If you are a first-time homeowner, building a new home or just wanting to make changes to an older, existing home, Doug has written some energy-saving tips for you to consider. There is no better time to do this than at the beginning of a construction project.
- If you are clearing a lot for a new home or considering landscaping options, don't forget about the shade advantage trees add, as well as the evaporative cooling their lush canopies can offer.
- Window coatings are energy saving, especially for west-facing view windows. For most residential applications, low-emissivity (low-e) coatings are sufficient. They can cut heat gain by up to 25 percent without changing the window's appearance.

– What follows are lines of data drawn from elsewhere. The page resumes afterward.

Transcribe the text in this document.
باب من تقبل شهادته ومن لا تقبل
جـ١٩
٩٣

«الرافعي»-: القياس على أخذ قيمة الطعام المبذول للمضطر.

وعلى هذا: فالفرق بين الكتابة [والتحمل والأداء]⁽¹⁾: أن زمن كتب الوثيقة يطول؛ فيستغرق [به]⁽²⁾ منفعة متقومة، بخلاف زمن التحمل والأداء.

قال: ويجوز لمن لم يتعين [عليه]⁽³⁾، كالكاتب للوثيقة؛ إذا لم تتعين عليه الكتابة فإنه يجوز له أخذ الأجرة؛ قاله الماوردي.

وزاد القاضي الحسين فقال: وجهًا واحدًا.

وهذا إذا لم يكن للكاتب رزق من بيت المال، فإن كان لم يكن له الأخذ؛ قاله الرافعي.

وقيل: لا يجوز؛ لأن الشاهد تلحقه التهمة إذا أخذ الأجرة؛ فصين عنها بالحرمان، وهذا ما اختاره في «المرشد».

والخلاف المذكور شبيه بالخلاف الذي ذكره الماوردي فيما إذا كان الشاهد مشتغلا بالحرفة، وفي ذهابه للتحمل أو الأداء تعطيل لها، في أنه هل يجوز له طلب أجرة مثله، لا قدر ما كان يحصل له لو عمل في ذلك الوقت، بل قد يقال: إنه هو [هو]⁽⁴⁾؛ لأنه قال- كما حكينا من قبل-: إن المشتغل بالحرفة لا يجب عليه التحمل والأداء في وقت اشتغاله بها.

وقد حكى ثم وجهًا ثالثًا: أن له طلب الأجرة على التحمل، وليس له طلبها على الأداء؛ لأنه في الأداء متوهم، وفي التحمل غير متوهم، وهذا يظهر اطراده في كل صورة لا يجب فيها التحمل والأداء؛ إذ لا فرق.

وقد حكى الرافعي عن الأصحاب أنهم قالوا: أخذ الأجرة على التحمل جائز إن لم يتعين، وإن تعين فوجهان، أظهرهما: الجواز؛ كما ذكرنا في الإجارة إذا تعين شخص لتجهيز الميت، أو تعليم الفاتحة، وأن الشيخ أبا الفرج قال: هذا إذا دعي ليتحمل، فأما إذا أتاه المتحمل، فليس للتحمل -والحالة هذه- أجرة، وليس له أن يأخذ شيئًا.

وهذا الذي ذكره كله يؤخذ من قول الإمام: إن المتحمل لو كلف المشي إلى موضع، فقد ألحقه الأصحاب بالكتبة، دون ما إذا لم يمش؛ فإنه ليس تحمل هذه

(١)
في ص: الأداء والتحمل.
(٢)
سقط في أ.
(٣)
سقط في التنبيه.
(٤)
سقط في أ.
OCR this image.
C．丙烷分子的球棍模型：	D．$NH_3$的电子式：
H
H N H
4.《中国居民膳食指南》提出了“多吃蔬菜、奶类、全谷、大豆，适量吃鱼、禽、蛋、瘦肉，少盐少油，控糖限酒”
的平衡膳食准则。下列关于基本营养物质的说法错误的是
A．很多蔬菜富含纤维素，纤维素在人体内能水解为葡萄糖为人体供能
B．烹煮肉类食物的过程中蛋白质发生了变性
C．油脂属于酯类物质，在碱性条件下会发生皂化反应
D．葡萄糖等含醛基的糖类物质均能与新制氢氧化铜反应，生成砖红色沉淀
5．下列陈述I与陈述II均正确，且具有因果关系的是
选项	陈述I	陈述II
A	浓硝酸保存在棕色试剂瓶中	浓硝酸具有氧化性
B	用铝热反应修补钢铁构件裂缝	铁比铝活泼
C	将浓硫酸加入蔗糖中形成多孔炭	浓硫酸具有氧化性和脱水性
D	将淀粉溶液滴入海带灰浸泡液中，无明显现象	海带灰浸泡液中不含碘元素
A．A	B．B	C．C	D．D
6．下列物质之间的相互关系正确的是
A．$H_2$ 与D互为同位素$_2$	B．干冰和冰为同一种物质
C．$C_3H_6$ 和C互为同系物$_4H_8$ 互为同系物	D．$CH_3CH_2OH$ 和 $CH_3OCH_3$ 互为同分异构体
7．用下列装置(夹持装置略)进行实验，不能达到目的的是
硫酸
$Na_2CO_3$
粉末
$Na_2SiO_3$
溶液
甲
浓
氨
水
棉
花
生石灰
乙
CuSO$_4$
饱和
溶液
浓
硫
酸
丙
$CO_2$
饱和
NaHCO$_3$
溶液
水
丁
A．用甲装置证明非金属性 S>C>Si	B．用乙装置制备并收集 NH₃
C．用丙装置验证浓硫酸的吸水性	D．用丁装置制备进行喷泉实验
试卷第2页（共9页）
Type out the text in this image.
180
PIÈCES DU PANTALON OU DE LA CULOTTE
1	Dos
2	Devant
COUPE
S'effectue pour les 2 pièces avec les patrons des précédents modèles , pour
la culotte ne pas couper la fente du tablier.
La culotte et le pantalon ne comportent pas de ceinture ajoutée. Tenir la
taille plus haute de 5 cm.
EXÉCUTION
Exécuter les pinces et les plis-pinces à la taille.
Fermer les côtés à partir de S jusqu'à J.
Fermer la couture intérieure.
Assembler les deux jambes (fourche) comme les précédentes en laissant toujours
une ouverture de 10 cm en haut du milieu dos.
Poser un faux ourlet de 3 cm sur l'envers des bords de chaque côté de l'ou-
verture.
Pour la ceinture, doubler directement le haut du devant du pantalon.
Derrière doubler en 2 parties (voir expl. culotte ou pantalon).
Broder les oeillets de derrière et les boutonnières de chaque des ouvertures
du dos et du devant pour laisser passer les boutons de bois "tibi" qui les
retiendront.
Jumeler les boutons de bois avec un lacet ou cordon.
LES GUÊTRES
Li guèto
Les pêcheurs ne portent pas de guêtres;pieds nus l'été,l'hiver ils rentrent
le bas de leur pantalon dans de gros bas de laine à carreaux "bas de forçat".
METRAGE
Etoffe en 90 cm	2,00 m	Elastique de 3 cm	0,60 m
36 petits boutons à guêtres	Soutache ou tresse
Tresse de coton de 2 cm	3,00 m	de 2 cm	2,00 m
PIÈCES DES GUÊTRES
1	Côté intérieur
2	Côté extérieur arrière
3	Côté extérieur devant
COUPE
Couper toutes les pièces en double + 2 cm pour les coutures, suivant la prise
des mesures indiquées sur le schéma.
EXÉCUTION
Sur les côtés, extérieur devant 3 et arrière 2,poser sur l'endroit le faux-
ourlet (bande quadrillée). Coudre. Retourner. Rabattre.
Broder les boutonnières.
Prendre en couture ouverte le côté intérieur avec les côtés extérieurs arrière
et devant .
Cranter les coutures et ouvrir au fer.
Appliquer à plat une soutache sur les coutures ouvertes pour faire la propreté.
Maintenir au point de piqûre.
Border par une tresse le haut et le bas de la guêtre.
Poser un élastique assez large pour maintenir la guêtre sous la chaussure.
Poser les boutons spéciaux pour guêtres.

- When building a new home, try to keep glass area at 10 percent to 12 percent of the floor area of the house (example: 2,000 sq.ft. x 10% = 200 sq.ft. of glass).
- Did you know that the average water heater wears out approximately every 10 years? When installing a water heater, you should consider one that is guaranteed for life to never leak or rust, and can save you approximately $100 a year on your electric bill.
- In the summer your attic can reach 140 degrees, so get the ductwork out of there! This may not be practical in an older home, but if you're building a new home, insist that the ductwork is placed in conditioned space, a basement or in the crawl space.
- New or existing homes need insulation. Doug recommends cellulose. It forms an airtight barrier and is more soundproof, roach-proof and fire resistant than conventional insulation.
- Most people, even new homeowners, have the least efficient heating and air conditioning equipment allowed under federal law. At a minimum, buy heat pumps and air conditioners with a 13 SEER (Seasonal Energy Efficiency Ratio) rating or above.
- If you are doing the job or if you've hired a contractor, Doug offers this advice. Educate yourself! Energy efficiency won't just benefit you and your family, but our precious environment as well.